China’s 15th Five-Year Plan and the Shifting Strategic Landscape of South Asia
The most critical shift in the 15th Five-Year Plan is not geographical, but technological

By Leo Nirosha Darshan
COLOMBO: According to World Bank reports, China has extended nearly $48 billion in loans to South Asian nations. Pakistan, Sri Lanka, and Bangladesh hold record levels of debt to Beijing. In 2024, China became Pakistan’s largest creditor, with loans totaling $29 billion. Between 2006 and 2022, Sri Lanka borrowed over $13.2 billion from Chinese state banks for infrastructure projects, most notably the Hambantota Port. Due to a shortfall in expected revenue, the Sri Lankan government took measures in 2017 to lease the Hambantota Port to a Chinese firm for 99 years.
A Strategic Roadmap Beyond GDP
When China’s National People’s Congress (NPC) and the Chinese People’s Political Consultative Conference (CPPCC)—collectively known as the “Two Sessions”—convened in early March 2026, global attention was fixed on immediate GDP targets and trade tensions with Washington. However, the most significant outcome of these sessions was the formal ratification of the 15th Five-Year Plan (2026–2030).
This 141-page document does more than dictate China’s domestic economic trajectory; it serves as a strategic blueprint for deepening Beijing’s footprint across the developing world, particularly in South Asia. Under the leadership of Xi Jinping, these documents have pivoted away from hyper-growth toward technological self-reliance, national security, and state-led economic guidance. The 15th Five-Year Plan formalizes this shift on a massive scale, the effects of which South Asia will feel over the next five years through engagements that go far beyond traditional infrastructure loans.
The Economic Footprint
To understand the direction of the 15th Five-Year Plan in South Asia, one must look at China’s current standing. In 2024, trade between China and South Asia reached nearly $200 billion, doubling over the past decade with an average annual growth rate of 6.3%. The trade distribution highlights China’s dominance:
- India: $100 billion
- Bangladesh: $27 billion
- Pakistan: $23 billion
- Sri Lanka: $5 billion
- Nepal: $1.5 billion
- Maldives: $1 billion
China is now the largest trading partner for every South Asian nation except Bhutan. The investment landscape is equally striking. While the Belt and Road Initiative (BRI) reached a global scale of $213.5 billion by 2025, its application within South Asia has shifted. For instance, while BRI engagement in Pakistan saw a 77% decrease in 2025, it grew by a staggering 1,590% in Sri Lanka—highlighted by Sinopec’s $3.7 billion agreement to build an oil refinery. This slowdown in Pakistan is not a retreat; rather, it signals Beijing’s move away from massive infrastructure debt toward energy investments and “soft” engagements that are harder to monitor.
The Digital Silk Road
The most critical shift in the 15th Five-Year Plan is not geographical, but technological. In this document, references to Artificial Intelligence (AI) outnumber integrated circuits by a ratio of 13 to 1. A new strategic framework, “Model-Chip-Cloud-Application,” has been introduced.

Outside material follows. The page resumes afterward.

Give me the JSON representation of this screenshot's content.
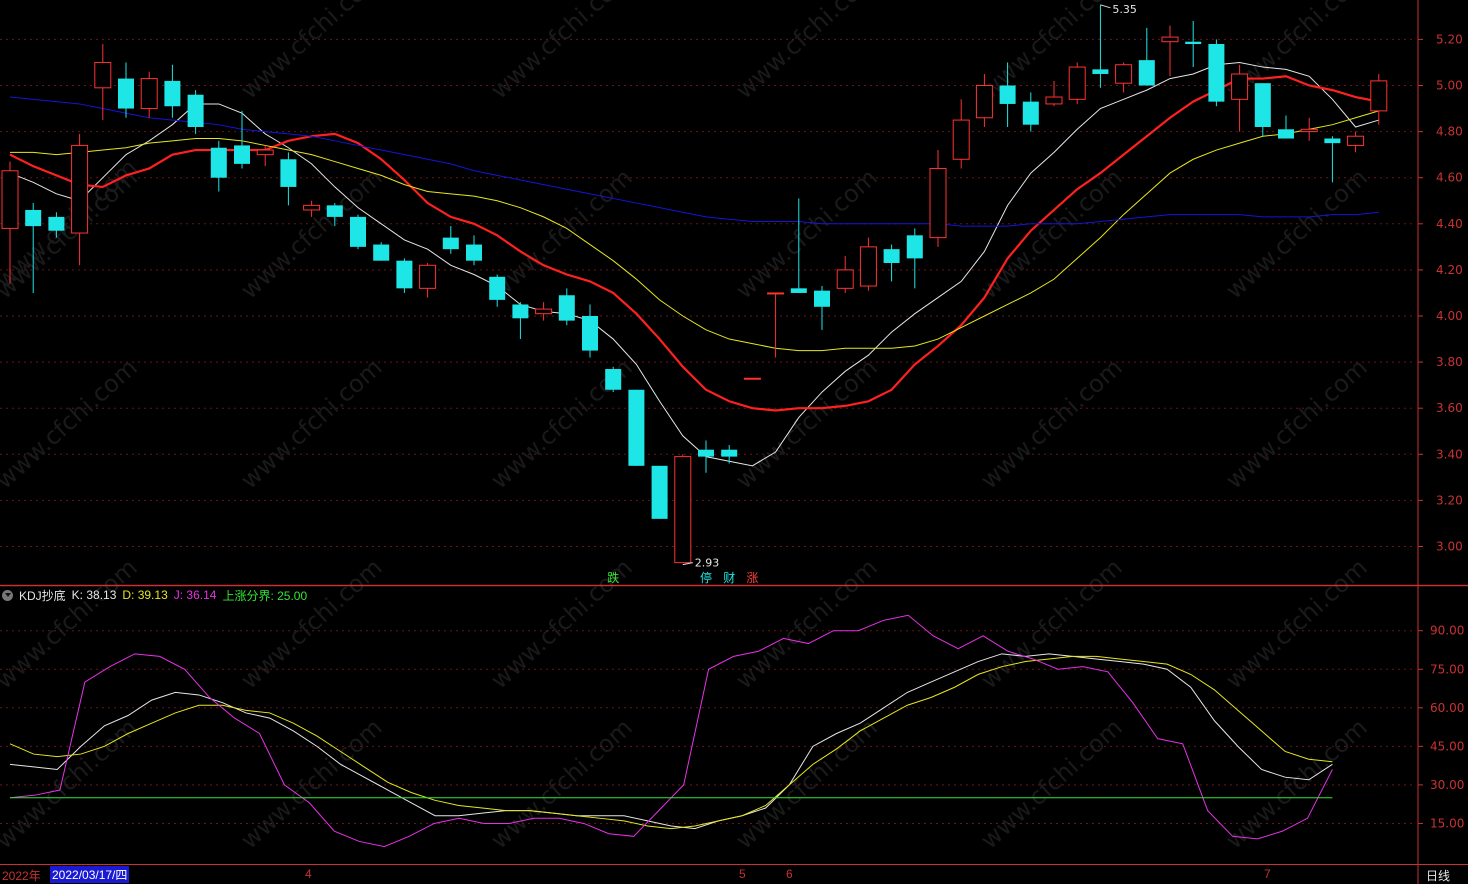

This implies that Chinese tech giants will provide South Asian governments with AI infrastructure, “smart” governance systems, and digital connectivity. By doing so, China’s technical standards will be embedded at the foundational level. Under the Digital Silk Road, companies like Huawei and ZTE are already supporting Bangladesh’s 5G and cloud computing ambitions.
Between 2026 and 2030, Beijing plans to formalize data standards, ensuring that port clusters and logistics hubs operate on Chinese AI and data stacks. Since China already holds operational stakes in Indian Ocean ports, transitioning these to Chinese AI infrastructure grants a level of control that transcends mere physical ownership.
An Unstated Strategic Logic
Analysts suggest Beijing is using the 15th Five-Year Plan to bolster support for its Global Governance Initiative and Global Development Initiative among developing nations. Excluding India, South Asian nations are largely unable to resist this logic. Their infrastructure needs are immense, yet the World Bank and Western lenders often move slowly with stringent conditions.
In contrast, Beijing’s offers are fast, cost-effective, and framed under the banner of “Southern Solidarity.” Furthermore, the Chinese Renminbi (RMB) is set to transition from a trade currency to an investment currency. When integrated with AI infrastructure, China’s financial, technological, and diplomatic influence will consolidate into a single, unified system.
The 15th Five-Year Plan signals the maturation of China’s South Asian strategy. It has evolved beyond simple lending into a sophisticated, tech-heavy system that is difficult to untangle. For Dhaka, Colombo, Kathmandu, and Islamabad, the question is no longer whether to engage with China—that is an inevitability. Instead, the challenge lies in whether they can build the capacity to set their own terms before the next five years create a new generation of technological and financial dependency. Current evidence suggests that most are not yet prepared for this shift.